Location of sclerotia formation: The location of sclerotia was observed on the basis where actually the sclerotia were formed in the fungal colony (Table 4.5). Based on the location of sclerotia formation, these isolates were categorized into three groups. First group included those isolates where sclerotium formed within the aerial mycelium (RS-1, RS-2, RS-5, RS-7, RS-9, RS-11, RS-13, RS-20 and RS-22). Second group included those isolates where sclerotia formed at the surface of the mycelium (RS-4, RS-6, RS-8, RS-12, RS-15, RS-16, RS-17, RS-18 RS-19, RS-21, RS-23 and RS-25). The isolates, RS-3, RS-8, RS-10, RS-14 and RS-18 had sclerotia embedded in the fungal mycelium itself.

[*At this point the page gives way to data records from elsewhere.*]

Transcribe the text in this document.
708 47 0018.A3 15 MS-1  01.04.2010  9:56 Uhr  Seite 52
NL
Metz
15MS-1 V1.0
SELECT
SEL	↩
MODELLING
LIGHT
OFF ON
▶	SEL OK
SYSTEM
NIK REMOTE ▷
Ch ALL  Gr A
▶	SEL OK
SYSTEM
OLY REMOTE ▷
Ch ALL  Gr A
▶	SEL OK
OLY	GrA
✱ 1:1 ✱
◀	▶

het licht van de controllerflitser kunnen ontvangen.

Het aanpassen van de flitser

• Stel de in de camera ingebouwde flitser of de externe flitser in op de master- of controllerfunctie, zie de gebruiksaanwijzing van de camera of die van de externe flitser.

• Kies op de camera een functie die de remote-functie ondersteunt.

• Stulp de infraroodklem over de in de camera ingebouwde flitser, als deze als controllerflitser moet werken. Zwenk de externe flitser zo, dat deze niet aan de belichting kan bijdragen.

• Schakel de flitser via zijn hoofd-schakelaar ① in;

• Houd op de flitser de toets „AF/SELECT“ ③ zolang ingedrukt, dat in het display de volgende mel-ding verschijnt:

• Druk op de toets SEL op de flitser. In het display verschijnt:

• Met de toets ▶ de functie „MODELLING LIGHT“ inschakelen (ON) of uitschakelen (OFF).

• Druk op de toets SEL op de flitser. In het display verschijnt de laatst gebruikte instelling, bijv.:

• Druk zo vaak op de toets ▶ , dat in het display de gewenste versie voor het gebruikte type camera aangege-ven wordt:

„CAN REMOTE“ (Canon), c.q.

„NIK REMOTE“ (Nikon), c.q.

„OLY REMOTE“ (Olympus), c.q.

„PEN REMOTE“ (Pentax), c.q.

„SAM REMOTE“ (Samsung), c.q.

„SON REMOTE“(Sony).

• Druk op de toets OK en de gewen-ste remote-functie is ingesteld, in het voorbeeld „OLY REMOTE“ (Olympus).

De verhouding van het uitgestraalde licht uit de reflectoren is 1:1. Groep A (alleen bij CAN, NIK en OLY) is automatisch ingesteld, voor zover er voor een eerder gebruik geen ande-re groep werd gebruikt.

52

Manner of sclerotia formation within the petridish: Based on number of sclerotium formed in the Petri dishes isolates of Rhizoctonia Solani were classified into three groups (Table 5). Sclerotium formed in the central ring was placed into group-1, which consisted of eight isolates (RS-3, RS-6, RS-9, RS-13, RS-15, RS-17, RS-21, and RS-22). Nine isolates (RS-2, RS-5, RS-10, RS-11, RS-12, RS-18, RS-23 and RS-25) were those, where sclerotium were formed in the peripheral manner and classified into group-2. Those isolates where sclerotium were formed scattered in the petridish i.e., neither peripheral nor central were placed into a separate groups-3 which included seven isolates (RS-1, RS-4, RS-7, RS-8, RS-14, RS-19 and RS-20).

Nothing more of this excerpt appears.